Erdoğan'ın cezayı öğrendiği an!
Abone olİnternethaber Yazarı Barış Yarkadaş, Tayyip Erdoğan'a bu "haber"i verdiğinde, başkan neler hissetti? Ne dedi?
Yaklaşan AK Parti Kongresi öncesi,
Recep Tayyip Erdoğan'ın yaşadığı süreçleri kaleme
alan yazarımız Barış Yarkadaş, bugün
"tarihi an"ı yazdı. Erdoğan, ceza aldığını nasıl
öğırendi? Ne dedi?
3
TÜM GÖZLER ONDA
1994 seçimlerinin yapılacağı yıl, İstanbul Büyükşehir
Belediye Başkanlığı SHP’deydi. Nurettin
Sözen Belediye Başkanı, Ergun Göknel de
İSKİ Genel Müdürü’ydü.

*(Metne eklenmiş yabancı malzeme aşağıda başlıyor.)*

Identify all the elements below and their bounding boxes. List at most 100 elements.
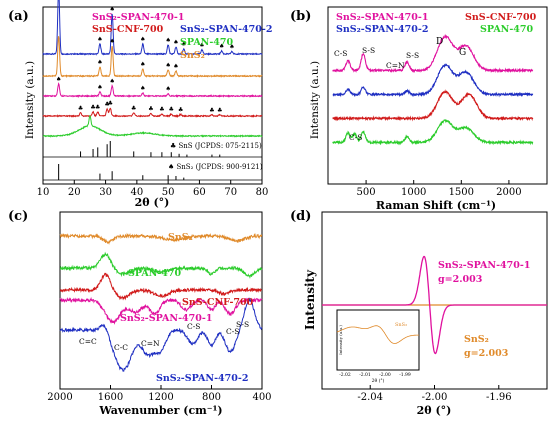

Seçimlere çok az bir zaman kala İSKİ’de
yaşanan yolsuzluğun basına yansıması, SHP’yi zor durumda bıraktı.
Türkiye, seçimlere kadar İSKİ yolsuzluğunu
konuştu.
Bu en çok Recep Tayyip Erdoğan ve Refah
Partisi’nin işine yaradı. Erdoğan, seçim stratejisini
“Yolsuzluklarla savaş ve hizmet” üzerine kurdu.
Seçim sandıklarındaki oy sayma işlemi bittiğinde, Recep Tayyip
Erdoğan’ın, en yakın rakibi Zülfü Livaneli’ye fark
attığı görüldü. Refahlıların deyimiyle, “İstanbul
ikinci kez fethedilmişti.”
Tayyip Erdoğan tüm rakiplerini açık ara farkla geride bırakıp
başkanlık koltuğuna oturduğunda, ilk sözleri “Ben
İstanbul’un imamıyım” oldu. Uzun süre tartışma yaratan bu
sözün ardından, “Taksim Meydanı’na cami yapacağım”
geldi. Laik çevrelerin tepkisi bir anda Tayyip Erdoğan’a yöneldi.
Gazeteler bir süre sonra, R. Tayyip Erdoğan’ın yaptığını öne
sürdüğü arsa yolsuzluklarıyla ilgili haberler vermeye başladı.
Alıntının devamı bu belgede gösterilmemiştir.